“Until now, this was the only way to get juice from an orange” *Squashes orange against forehead*
“You mean there’s a better way?”
US juice start up Juicero – which had more than a few similarities with the Juice Loosener of The Simpsons fame – has gone bust, just months after it was widely panned online for being an absolute and complete waste of money.
If you didn’t catch the story the first time around, Juicero offered a $US400 ($AU500) juice making machine. It successfully raised $US120 million ($AU150 million) from investors, before word spread that perhaps this new innovation wasn’t quite as innovative as it purported to be.

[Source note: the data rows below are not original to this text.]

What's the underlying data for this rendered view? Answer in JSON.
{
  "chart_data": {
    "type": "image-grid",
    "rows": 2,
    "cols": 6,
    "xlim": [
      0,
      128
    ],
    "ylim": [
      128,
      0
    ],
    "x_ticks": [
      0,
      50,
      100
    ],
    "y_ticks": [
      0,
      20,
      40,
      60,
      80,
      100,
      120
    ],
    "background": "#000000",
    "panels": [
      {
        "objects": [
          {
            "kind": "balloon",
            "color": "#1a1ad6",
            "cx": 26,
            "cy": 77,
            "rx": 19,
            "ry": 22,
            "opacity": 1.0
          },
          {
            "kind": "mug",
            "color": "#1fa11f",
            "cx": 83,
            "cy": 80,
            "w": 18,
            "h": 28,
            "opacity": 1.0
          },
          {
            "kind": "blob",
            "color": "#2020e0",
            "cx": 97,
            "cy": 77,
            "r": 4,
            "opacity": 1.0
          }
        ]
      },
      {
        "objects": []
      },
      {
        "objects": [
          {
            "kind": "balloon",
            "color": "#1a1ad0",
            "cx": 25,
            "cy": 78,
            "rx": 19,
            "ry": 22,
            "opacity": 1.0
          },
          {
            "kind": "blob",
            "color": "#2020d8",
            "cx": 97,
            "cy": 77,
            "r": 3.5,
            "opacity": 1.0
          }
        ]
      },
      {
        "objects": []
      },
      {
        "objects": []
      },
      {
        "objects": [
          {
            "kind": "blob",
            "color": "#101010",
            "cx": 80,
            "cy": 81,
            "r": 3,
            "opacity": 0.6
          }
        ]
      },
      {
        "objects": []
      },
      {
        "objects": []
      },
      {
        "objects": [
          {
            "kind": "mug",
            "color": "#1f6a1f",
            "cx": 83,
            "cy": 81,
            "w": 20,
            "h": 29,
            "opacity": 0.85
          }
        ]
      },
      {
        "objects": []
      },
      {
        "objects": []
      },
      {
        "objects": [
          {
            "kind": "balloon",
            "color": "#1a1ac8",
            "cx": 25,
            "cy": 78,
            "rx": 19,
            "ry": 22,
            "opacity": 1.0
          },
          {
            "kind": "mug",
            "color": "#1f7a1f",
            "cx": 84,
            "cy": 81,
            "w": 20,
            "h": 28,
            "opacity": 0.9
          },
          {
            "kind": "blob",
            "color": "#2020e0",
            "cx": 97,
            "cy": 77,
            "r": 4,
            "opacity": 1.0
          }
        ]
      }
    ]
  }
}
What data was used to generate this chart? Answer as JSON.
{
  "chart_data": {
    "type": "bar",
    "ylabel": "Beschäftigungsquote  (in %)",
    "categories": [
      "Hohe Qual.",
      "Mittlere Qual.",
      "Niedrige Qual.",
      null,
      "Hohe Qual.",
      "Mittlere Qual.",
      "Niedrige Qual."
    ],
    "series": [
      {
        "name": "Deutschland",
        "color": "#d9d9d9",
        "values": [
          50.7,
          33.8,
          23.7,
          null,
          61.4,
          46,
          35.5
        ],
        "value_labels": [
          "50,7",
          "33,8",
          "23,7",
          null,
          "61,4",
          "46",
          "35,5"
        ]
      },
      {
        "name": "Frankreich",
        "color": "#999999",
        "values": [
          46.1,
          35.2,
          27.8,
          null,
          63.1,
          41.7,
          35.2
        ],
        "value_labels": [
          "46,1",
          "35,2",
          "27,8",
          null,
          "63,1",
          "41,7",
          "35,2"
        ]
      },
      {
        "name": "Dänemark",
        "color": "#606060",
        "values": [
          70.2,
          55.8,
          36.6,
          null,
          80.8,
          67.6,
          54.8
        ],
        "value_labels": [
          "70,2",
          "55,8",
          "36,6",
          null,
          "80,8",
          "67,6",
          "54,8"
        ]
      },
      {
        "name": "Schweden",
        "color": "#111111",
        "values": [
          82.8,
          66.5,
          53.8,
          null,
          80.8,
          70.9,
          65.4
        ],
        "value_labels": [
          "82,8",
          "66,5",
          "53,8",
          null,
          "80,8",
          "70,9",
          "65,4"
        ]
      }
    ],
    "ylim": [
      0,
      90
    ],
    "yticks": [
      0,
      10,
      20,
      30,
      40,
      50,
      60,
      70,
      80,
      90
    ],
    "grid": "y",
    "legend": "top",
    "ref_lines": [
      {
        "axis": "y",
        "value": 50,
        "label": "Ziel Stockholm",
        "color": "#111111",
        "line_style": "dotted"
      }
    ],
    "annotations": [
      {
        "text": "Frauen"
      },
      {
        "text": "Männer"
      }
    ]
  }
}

Instead of pulverising fruit to give you a delicious glass of healthy juice, Juicero users would need to purchase pre-diced fruit and vegetables in bags. The bags would then be inserted into the machine, which would use its revolutionary technology to put it into a glass for you.
The problem? The bags could be opened by hand, with the exact same juice coming out – meaning the machine was effectively useless.

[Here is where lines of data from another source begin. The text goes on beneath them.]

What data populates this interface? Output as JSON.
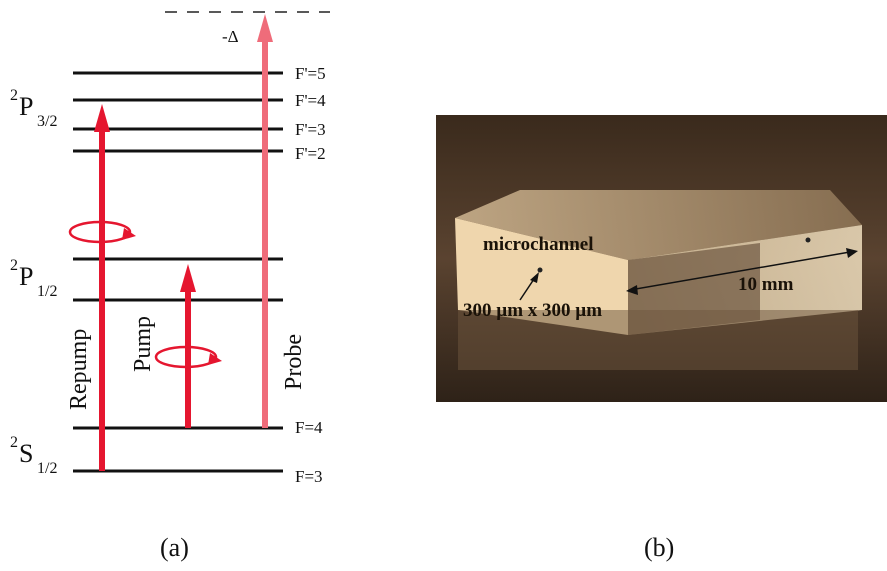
{
  "panel_a": {
    "detuning": "-Δ",
    "levels": [
      "F'=5",
      "F'=4",
      "F'=3",
      "F'=2",
      "F=4",
      "F=3"
    ],
    "terms": [
      {
        "sup": "2",
        "main": "P",
        "sub": "3/2"
      },
      {
        "sup": "2",
        "main": "P",
        "sub": "1/2"
      },
      {
        "sup": "2",
        "main": "S",
        "sub": "1/2"
      }
    ],
    "beams": [
      "Repump",
      "Pump",
      "Probe"
    ],
    "caption": "(a)"
  },
  "panel_b": {
    "labels": [
      "microchannel",
      "300 µm x 300 µm",
      "10 mm"
    ],
    "caption": "(b)"
  }
}
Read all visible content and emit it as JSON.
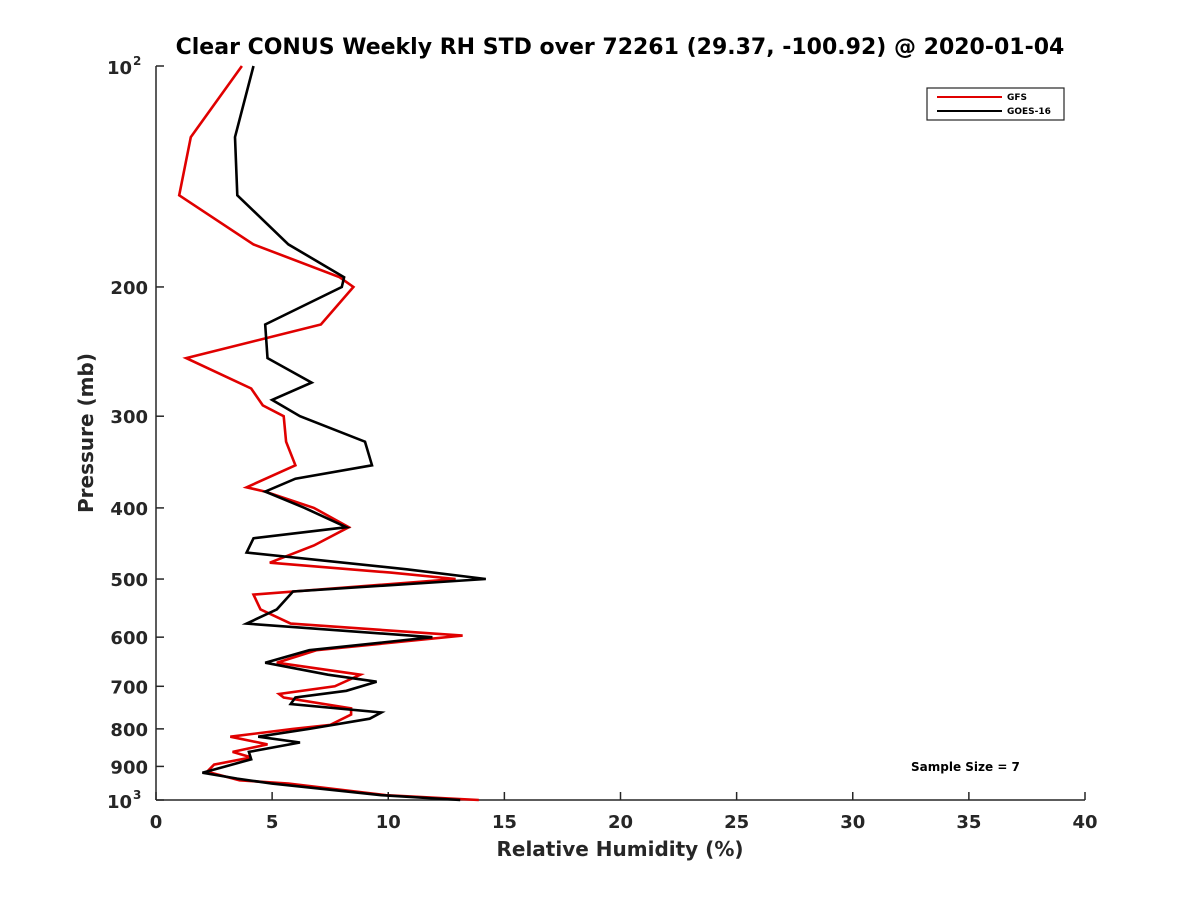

The company also boasted of ensuring customers would only get the freshest juice by having the machines connected to the internet and not ‘juicing’ bags that were expired.
The only issue with this was that there was no way for the machine to tell if the bags were expired, as the expiration dates were written on them.
The story spread like wildfire across the internet, showing both the silliness of modern consumers and the apparent ridiculousness of the start up industry in general.
Despite the considerable funds that came in through an initial investment, the business failed to rebound from the bad press it received – with customers apparently unwilling to fork out $400 when they could just squeeze the bag themselves.